Plusieurs travailleurs saisonniers de l’industrie sucrière étaient rassemblés devant le Parlement, hier, pour exprimer leur inquiétude face à l’absence de réponse concernant leur Welfare Programme. Sans emploi depuis le début de l’année et dans l’attente d’une décision gouvernementale, ces employés dénoncent une situation qui, selon eux, les plonge dans une profonde précarité.
Après plus de six mois d’attente, ils réclament des éclaircissements sur leur avenir et sur les aides financières qui leur avaient été annoncées.
Parmi les manifestants figurait Rajiv Ramnarain, employé d’Agriterra, qui affirme que les travailleurs avaient accepté de rester chez eux à la demande des autorités afin de pouvoir bénéficier du programme d’aide. «Le gouvernement nous a demandé de rester à la maison, sinon nous ne recevrions pas notre allocation. Nous avons accepté, mais jusqu’à présent, nous n’avons rien reçu», explique-t-il. Cette attente prolongée placerait de nombreuses familles dans une situation financière extrêmement difficile.

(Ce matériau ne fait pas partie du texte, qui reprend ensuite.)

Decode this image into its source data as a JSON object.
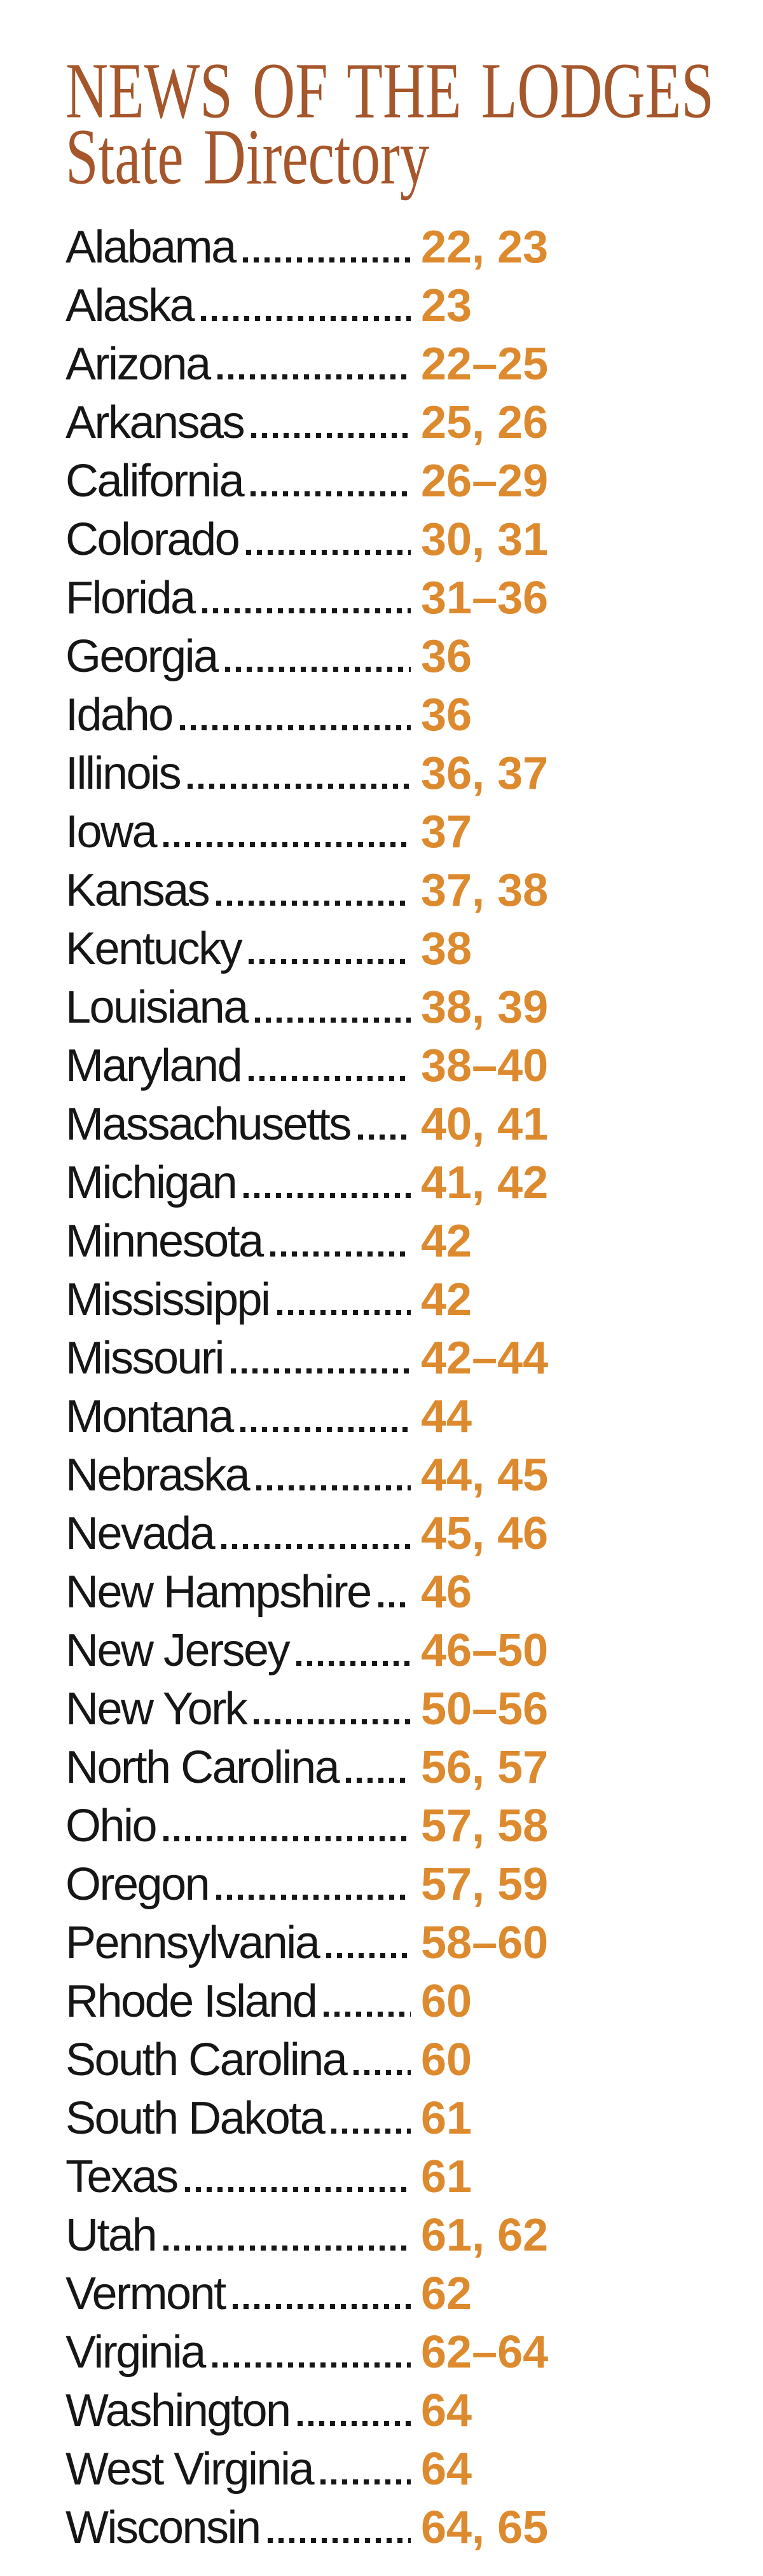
{
  "header": {
    "title_line1": "NEWS OF THE LODGES",
    "title_line2": "State Directory"
  },
  "colors": {
    "title": "#a5562b",
    "page_numbers": "#dd8a2f",
    "state_text": "#161616"
  },
  "directory": {
    "entries": [
      {
        "state": "Alabama",
        "pages": "22, 23"
      },
      {
        "state": "Alaska",
        "pages": "23"
      },
      {
        "state": "Arizona",
        "pages": "22–25"
      },
      {
        "state": "Arkansas",
        "pages": "25, 26"
      },
      {
        "state": "California",
        "pages": "26–29"
      },
      {
        "state": "Colorado",
        "pages": "30, 31"
      },
      {
        "state": "Florida",
        "pages": "31–36"
      },
      {
        "state": "Georgia",
        "pages": "36"
      },
      {
        "state": "Idaho",
        "pages": "36"
      },
      {
        "state": "Illinois",
        "pages": "36, 37"
      },
      {
        "state": "Iowa",
        "pages": "37"
      },
      {
        "state": "Kansas",
        "pages": "37, 38"
      },
      {
        "state": "Kentucky",
        "pages": "38"
      },
      {
        "state": "Louisiana",
        "pages": "38, 39"
      },
      {
        "state": "Maryland",
        "pages": "38–40"
      },
      {
        "state": "Massachusetts",
        "pages": "40, 41"
      },
      {
        "state": "Michigan",
        "pages": "41, 42"
      },
      {
        "state": "Minnesota",
        "pages": "42"
      },
      {
        "state": "Mississippi",
        "pages": "42"
      },
      {
        "state": "Missouri",
        "pages": "42–44"
      },
      {
        "state": "Montana",
        "pages": "44"
      },
      {
        "state": "Nebraska",
        "pages": "44, 45"
      },
      {
        "state": "Nevada",
        "pages": "45, 46"
      },
      {
        "state": "New Hampshire",
        "pages": "46"
      },
      {
        "state": "New Jersey",
        "pages": "46–50"
      },
      {
        "state": "New York",
        "pages": "50–56"
      },
      {
        "state": "North Carolina",
        "pages": "56, 57"
      },
      {
        "state": "Ohio",
        "pages": "57, 58"
      },
      {
        "state": "Oregon",
        "pages": "57, 59"
      },
      {
        "state": "Pennsylvania",
        "pages": "58–60"
      },
      {
        "state": "Rhode Island",
        "pages": "60"
      },
      {
        "state": "South Carolina",
        "pages": "60"
      },
      {
        "state": "South Dakota",
        "pages": "61"
      },
      {
        "state": "Texas",
        "pages": "61"
      },
      {
        "state": "Utah",
        "pages": "61, 62"
      },
      {
        "state": "Vermont",
        "pages": "62"
      },
      {
        "state": "Virginia",
        "pages": "62–64"
      },
      {
        "state": "Washington",
        "pages": "64"
      },
      {
        "state": "West Virginia",
        "pages": "64"
      },
      {
        "state": "Wisconsin",
        "pages": "64, 65"
      }
    ]
  }
}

Rajiv Ramnarain indique également que les travailleurs ne savent toujours pas s’ils bénéficieront effectivement du Welfare Programme ou s’ils devront reprendre une activité professionnelle. «Depuis janvier jusqu’à aujourd’hui, nous n’avons obtenu aucune réponse. Nous voulons simplement savoir si nous sommes éligibles ou non. Si nous ne le sommes pas, qu’on nous le dise clairement», lance-t-il. Cette absence de communication entretient un climat d’angoisse. «Nous avons des responsabilités, des épouses, des enfants. Nous ne pouvons pas rester à attendre indéfiniment sans revenu», déplore-t-il.
L’employé souligne également que plusieurs travailleurs ont renoncé à chercher un emploi afin de respecter les consignes qui leur avaient été données. Aujourd’hui, ils se retrouvent sans salaire et sans allocation. «Nos femmes travaillent pour faire vivre la famille. C’est une situation honteuse pour nous», confie-t-il, visiblement ému.

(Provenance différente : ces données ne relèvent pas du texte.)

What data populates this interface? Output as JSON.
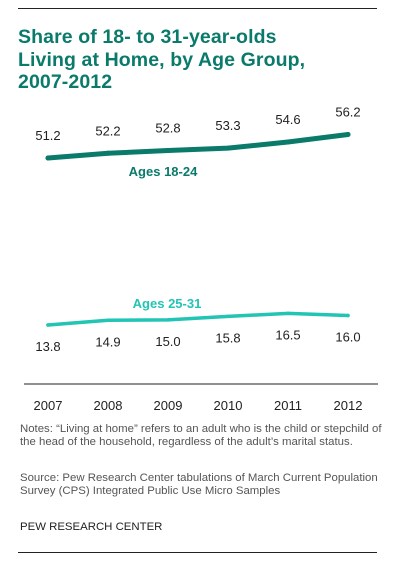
{
  "title": "Share of 18- to 31-year-olds\nLiving at Home, by Age Group,\n2007-2012",
  "notes": "Notes: “Living at home” refers to an adult who is the child or stepchild of the head of the household, regardless of the adult’s marital status.",
  "source": "Source: Pew Research Center tabulations of March Current Population Survey (CPS) Integrated Public Use Micro Samples",
  "org": "PEW RESEARCH CENTER",
  "chart_data": {
    "type": "line",
    "title": "Share of 18- to 31-year-olds Living at Home, by Age Group, 2007-2012",
    "xlabel": "",
    "ylabel": "",
    "grid": false,
    "categories": [
      "2007",
      "2008",
      "2009",
      "2010",
      "2011",
      "2012"
    ],
    "series": [
      {
        "name": "Ages 18-24",
        "color": "#0a7a6a",
        "values": [
          51.2,
          52.2,
          52.8,
          53.3,
          54.6,
          56.2
        ],
        "labels": [
          "51.2",
          "52.2",
          "52.8",
          "53.3",
          "54.6",
          "56.2"
        ]
      },
      {
        "name": "Ages 25-31",
        "color": "#22c4b4",
        "values": [
          13.8,
          14.9,
          15.0,
          15.8,
          16.5,
          16.0
        ],
        "labels": [
          "13.8",
          "14.9",
          "15.0",
          "15.8",
          "16.5",
          "16.0"
        ]
      }
    ]
  }
}
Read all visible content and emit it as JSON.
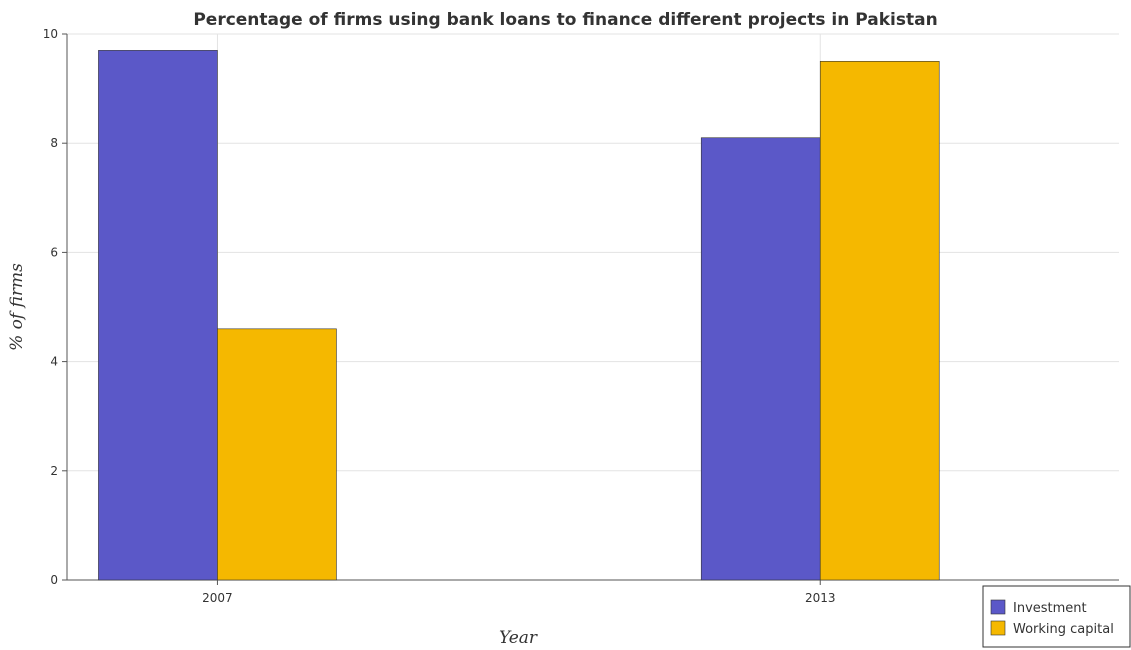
{
  "chart_data": {
    "type": "bar",
    "title": "Percentage of firms using bank loans to finance different projects in Pakistan",
    "xlabel": "Year",
    "ylabel": "% of firms",
    "categories": [
      "2007",
      "2013"
    ],
    "series": [
      {
        "name": "Investment",
        "values": [
          9.7,
          8.1
        ],
        "color": "#5b58c8"
      },
      {
        "name": "Working capital",
        "values": [
          4.6,
          9.5
        ],
        "color": "#f5b800"
      }
    ],
    "ylim": [
      0,
      10
    ],
    "yticks": [
      "0",
      "2",
      "4",
      "6",
      "8",
      "10"
    ],
    "grid": true,
    "legend_position": "bottom-right"
  }
}
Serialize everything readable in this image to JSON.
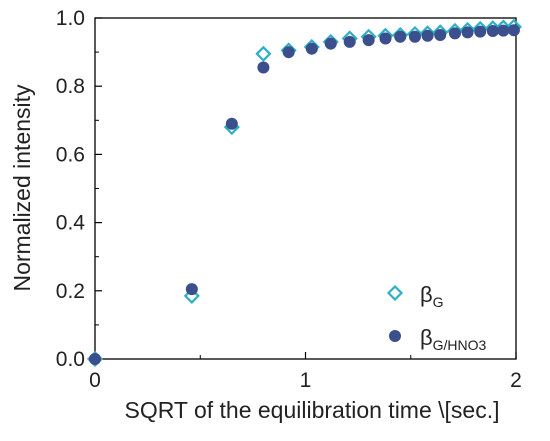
{
  "chart_data": {
    "type": "scatter",
    "xlabel": "SQRT of the equilibration time \\[sec.]",
    "ylabel": "Normalized intensity",
    "xlim": [
      0,
      2
    ],
    "ylim": [
      0,
      1
    ],
    "x_ticks": [
      0,
      1,
      2
    ],
    "y_ticks": [
      0.0,
      0.2,
      0.4,
      0.6,
      0.8,
      1.0
    ],
    "x_tick_labels": [
      "0",
      "1",
      "2"
    ],
    "y_tick_labels": [
      "0.0",
      "0.2",
      "0.4",
      "0.6",
      "0.8",
      "1.0"
    ],
    "grid": false,
    "legend_position": "bottom-right",
    "series": [
      {
        "name_main": "β",
        "name_sub": "G",
        "marker": "open-diamond",
        "color": "#2bb0c6",
        "points": [
          [
            0,
            0
          ],
          [
            0.46,
            0.185
          ],
          [
            0.65,
            0.68
          ],
          [
            0.8,
            0.895
          ],
          [
            0.92,
            0.905
          ],
          [
            1.03,
            0.915
          ],
          [
            1.12,
            0.93
          ],
          [
            1.21,
            0.94
          ],
          [
            1.3,
            0.945
          ],
          [
            1.38,
            0.948
          ],
          [
            1.45,
            0.95
          ],
          [
            1.52,
            0.953
          ],
          [
            1.58,
            0.955
          ],
          [
            1.64,
            0.958
          ],
          [
            1.71,
            0.962
          ],
          [
            1.77,
            0.965
          ],
          [
            1.83,
            0.968
          ],
          [
            1.89,
            0.97
          ],
          [
            1.94,
            0.972
          ],
          [
            1.99,
            0.974
          ]
        ]
      },
      {
        "name_main": "β",
        "name_sub": "G/HNO3",
        "marker": "filled-circle",
        "color": "#3a4f8c",
        "points": [
          [
            0,
            0
          ],
          [
            0.46,
            0.205
          ],
          [
            0.65,
            0.69
          ],
          [
            0.8,
            0.855
          ],
          [
            0.92,
            0.9
          ],
          [
            1.03,
            0.91
          ],
          [
            1.12,
            0.925
          ],
          [
            1.21,
            0.93
          ],
          [
            1.3,
            0.935
          ],
          [
            1.38,
            0.94
          ],
          [
            1.45,
            0.945
          ],
          [
            1.52,
            0.945
          ],
          [
            1.58,
            0.948
          ],
          [
            1.64,
            0.95
          ],
          [
            1.71,
            0.955
          ],
          [
            1.77,
            0.958
          ],
          [
            1.83,
            0.96
          ],
          [
            1.89,
            0.962
          ],
          [
            1.94,
            0.963
          ],
          [
            1.99,
            0.964
          ]
        ]
      }
    ]
  }
}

Même constat de Dominique Duval, autre employé de l’industrie sucrière. «Le gouvernement nous fait subir une grande injustice», affirme-t-il. Il rappelle que cela fait déjà six mois que les travailleurs concernés sont restés chez eux sans activité. «Tout le monde sait que les prix ont augmenté. Pendant ce temps, nous sommes à la maison, sans travail et sans savoir si nous recevrons notre argent», explique-t-il.
Les manifestants estimant que cette incertitude ne peut plus durer, demandent donc au gouvernement de répondre rapidement et officiellement afin que les travailleurs puissent prendre les décisions nécessaires pour assurer l’avenir de leurs familles.
Interpellé par la députée de l’opposition, Joanna Bérenger, lors des Adjournment Matters, le ministre du Travail, Reza Uteem, a indiqué que le gouvernement avait obtenu un avis juridique du bureau de l’Attorney General selon lequel les employés concernés étant sous contrat à durée déterminée (fixed-term contract), ne sont donc pas éligibles au Transitional Unemployment Benefit.